Le resvératrol imite les acides aminés naturels qui nous protègent des dommages génétiques
Cependant, les recherches menées par Matthew Sajish et Paul Schimmel du Scripps Research Institute de La Jolla, en Californie, ont permis de réduire l’écart sur le débat sur le resvératrol.
Leurs conclusions vont dans le sens de ceux qui ont loué la capacité du resvératrol à aider la santé. La différence, cependant, réside dans leur découverte remarquable que le resvératrol imite la tyrosine, un acide aminé naturel qui se lie aux enzymes. Une de ces enzymes, TyrRS, est activée lorsque le resvératrol s’y lie, ce qui l’a déplacé vers le noyau de la cellule où il contribue à protéger l’ADN des chromosomes des dommages génétiques. Selon les chercheurs, cette protection inclut des avantages anticancéreux suppresseurs de tumeurs, ainsi que la capacité d’augmenter la longévité et de lutter contre les maladies qui se développent avec l’âge.
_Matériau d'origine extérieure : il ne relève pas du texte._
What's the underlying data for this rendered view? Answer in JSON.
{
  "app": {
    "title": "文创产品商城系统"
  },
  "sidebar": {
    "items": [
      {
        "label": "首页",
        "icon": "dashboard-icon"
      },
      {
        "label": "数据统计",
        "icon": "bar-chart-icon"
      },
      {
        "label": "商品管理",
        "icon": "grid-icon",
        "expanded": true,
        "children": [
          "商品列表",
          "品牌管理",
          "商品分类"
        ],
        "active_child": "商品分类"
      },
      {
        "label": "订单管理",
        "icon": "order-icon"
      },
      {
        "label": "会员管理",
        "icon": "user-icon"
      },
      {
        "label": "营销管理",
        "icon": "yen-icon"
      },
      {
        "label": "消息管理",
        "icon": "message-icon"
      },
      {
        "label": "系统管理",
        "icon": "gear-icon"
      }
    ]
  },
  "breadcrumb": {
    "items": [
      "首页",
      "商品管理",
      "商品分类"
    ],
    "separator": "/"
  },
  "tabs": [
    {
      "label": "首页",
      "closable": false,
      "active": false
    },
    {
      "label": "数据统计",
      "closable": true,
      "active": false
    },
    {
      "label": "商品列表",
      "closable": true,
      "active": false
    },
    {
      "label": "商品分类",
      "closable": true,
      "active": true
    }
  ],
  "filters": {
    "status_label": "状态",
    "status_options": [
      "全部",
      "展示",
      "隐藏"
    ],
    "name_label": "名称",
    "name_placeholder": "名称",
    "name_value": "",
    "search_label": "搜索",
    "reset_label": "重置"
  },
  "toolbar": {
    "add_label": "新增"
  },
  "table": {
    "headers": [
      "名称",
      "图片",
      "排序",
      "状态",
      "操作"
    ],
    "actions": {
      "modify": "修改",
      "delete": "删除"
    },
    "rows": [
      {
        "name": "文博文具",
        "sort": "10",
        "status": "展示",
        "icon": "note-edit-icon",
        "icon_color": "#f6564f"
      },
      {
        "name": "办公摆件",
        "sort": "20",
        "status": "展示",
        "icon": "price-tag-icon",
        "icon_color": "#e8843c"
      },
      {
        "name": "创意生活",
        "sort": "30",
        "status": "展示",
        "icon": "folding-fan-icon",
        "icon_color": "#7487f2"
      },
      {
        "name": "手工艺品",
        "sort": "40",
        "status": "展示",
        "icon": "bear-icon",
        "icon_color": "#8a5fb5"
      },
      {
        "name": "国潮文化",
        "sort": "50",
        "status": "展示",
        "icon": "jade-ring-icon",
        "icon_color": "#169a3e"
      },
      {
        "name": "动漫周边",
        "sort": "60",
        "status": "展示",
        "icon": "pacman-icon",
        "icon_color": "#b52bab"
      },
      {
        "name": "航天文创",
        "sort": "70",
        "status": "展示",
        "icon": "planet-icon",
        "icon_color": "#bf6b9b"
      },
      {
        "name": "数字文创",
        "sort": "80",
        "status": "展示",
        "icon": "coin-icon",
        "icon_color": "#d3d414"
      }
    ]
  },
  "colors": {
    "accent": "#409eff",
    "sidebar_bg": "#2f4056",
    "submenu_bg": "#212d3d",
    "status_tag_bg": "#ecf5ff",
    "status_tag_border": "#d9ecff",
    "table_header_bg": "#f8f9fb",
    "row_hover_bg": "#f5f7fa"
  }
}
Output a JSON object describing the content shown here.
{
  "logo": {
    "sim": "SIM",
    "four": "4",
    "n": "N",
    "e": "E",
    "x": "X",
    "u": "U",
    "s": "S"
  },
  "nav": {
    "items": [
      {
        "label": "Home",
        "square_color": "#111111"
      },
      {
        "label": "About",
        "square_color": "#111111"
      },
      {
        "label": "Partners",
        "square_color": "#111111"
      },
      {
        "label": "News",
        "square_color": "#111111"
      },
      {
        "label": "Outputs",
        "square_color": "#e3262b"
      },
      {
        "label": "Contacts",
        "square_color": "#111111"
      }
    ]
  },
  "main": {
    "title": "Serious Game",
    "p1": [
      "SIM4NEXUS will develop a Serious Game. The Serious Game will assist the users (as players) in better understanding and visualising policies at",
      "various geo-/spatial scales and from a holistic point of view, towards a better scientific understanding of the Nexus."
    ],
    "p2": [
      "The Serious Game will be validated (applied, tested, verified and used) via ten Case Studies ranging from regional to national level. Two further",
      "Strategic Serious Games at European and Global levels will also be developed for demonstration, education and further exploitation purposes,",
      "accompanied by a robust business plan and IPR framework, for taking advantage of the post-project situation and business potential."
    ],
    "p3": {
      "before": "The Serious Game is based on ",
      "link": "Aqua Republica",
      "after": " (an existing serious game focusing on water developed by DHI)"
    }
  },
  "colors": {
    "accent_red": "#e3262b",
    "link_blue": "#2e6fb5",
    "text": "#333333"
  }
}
“Grâce à ces résultats, nous disposons d’un nouveau mécanisme fondamental pour les effets bénéfiques connus du resvératrol”, a déclaré le Dr Sajish.
L’étude, intitulée «Une ARNt synthétase humaine est une puissante cible effectrice activatrice de PARP1 pour le resvératrol», a été publiée dans la revue Nature. “Etant donné que le tyrosyle humain transférant ARN (ARNt) synthétase (TyrRS) transloque dans le noyau en conditions de stress, nous avons envisagé la possibilité que l’anneau phénolique du resvératrol de type tyrosine puisse s’intégrer dans la poche du site actif pour jouer un rôle nucléaire” étudier les états abstraits. Clairement, ils ont correctement figuré, car ils ont découvert sa capacité à protéger des dommages génétiques.
«Nous pensons que TyrRS a évolué pour devenir un commutateur de haut niveau ou un activateur d’un mécanisme fondamental de protection des cellules qui fonctionne dans pratiquement toutes les formes de vie», a expliqué le Dr Sajish.